Now playing on your phone: “Newby Tough but Fair”?

Exit polls apparently won’t be able to tell us if the banjo-strumming “Newby – Tough but Fair” ad attracted or alienated voters in the contest between Justice Paul Newby and Court of Appeals Judge Same Ervin IV, but if election results are the test, the ad worked.

Just ask Louisiana-based Innovative Advertising, the self-proclaimed preeminent Gulf South advertising firm which produced the ad and did the media buys for the NC Judicial Coalition and is now touting the ad on its website as “a jingle so funny and catchy that it has become a popular new ringtone in North Carolina.”

The company has plenty of reasons for its swagger, given its payday  from the ad.

The Judicial Coalition, formed to support Newby’s re-election, kept pumping money into ad buys until the very end of the campaign, thanks to  noteworthy  last-minute contributions from the likes of SAS chairman Jim Goodnight, $25,000, and U.S. Sen. Richard Burr’s PAC, Next Century Fund, $10,000. The state Republican Party also threw in $50,000 in the final days and the NC Chamber, another $25,000 to lift its total to $188,700.

And the pass-through PAC, Justice for All NC, continued funneling hundreds of thousands of dollars  into the Judicial Coalition’s coffers – up to $1.5 million at last count —  thanks to ongoing contributions it received from the Republican State Leadership Committee, which totaled $1,165,000.  Also making late contributions to Justice for All:  Lorillard Tobacco $25,000;  hotel management company, Summit Hospitality Group, $5000; Clinton, NC-based poultry and turkey producer Prestage Farms, $5000; and the trade group NC Health Care Facilities Association, $4000.
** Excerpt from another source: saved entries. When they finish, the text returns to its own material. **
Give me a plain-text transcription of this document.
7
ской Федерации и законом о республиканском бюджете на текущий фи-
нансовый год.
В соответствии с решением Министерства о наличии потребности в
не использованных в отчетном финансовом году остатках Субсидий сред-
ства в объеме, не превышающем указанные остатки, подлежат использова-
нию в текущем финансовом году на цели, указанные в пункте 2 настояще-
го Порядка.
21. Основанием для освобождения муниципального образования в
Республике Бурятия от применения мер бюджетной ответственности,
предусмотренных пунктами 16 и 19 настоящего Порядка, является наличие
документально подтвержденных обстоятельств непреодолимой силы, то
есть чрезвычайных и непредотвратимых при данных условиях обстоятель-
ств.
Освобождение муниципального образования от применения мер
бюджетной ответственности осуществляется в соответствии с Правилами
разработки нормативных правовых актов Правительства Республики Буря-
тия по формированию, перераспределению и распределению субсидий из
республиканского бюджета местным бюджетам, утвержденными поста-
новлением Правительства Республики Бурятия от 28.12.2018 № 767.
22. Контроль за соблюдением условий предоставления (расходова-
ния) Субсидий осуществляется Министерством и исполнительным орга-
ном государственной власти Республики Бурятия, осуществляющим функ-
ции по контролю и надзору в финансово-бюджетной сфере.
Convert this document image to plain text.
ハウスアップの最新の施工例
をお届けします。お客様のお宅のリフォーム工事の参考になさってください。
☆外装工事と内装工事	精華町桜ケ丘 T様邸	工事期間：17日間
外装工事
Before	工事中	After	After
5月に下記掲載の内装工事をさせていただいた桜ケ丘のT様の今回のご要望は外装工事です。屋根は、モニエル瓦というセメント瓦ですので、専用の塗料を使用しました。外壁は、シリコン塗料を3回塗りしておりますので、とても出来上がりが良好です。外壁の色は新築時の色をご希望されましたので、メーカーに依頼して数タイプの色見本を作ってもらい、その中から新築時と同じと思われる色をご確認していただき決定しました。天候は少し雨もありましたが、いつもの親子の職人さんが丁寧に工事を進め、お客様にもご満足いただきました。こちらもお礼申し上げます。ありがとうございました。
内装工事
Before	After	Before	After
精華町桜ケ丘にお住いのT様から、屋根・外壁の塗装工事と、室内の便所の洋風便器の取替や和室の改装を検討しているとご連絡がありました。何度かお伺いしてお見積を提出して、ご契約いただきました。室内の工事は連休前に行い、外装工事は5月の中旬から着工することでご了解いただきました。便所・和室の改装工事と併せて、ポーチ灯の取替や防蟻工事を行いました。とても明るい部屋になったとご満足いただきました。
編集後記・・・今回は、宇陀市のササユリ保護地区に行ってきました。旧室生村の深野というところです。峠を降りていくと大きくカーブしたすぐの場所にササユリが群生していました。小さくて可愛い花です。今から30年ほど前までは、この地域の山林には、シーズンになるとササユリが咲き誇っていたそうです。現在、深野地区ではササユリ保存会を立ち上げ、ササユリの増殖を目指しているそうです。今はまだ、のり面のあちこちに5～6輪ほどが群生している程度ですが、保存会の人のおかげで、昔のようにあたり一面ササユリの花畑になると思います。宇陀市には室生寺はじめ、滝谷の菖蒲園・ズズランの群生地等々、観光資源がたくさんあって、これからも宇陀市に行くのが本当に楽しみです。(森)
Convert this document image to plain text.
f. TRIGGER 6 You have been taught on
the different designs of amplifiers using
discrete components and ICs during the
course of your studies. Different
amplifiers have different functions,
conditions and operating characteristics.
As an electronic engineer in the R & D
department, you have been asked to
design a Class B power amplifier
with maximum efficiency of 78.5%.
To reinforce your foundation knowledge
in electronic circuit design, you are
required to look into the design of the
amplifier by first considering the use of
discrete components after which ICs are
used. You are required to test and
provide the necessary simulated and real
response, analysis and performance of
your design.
Technology, hospitality, tobacco, health care, insurance, education — is there any industry that did not put some dollars toward the re-election of Justice Newby?

2 Comments

  1. Frances Jenkins

    November 7, 2012 at 5:10 pm

    You forgot to mention Sam/jim/james changed his name in the process.

  2. david esmay

    November 8, 2012 at 3:44 pm

    Frances you are a twit, his name is Samuel James Ervin. How many sons or grandsons who share a name with their fathers and grandfathers use their middle name or a nick name to distinguish themselves from them? A lot.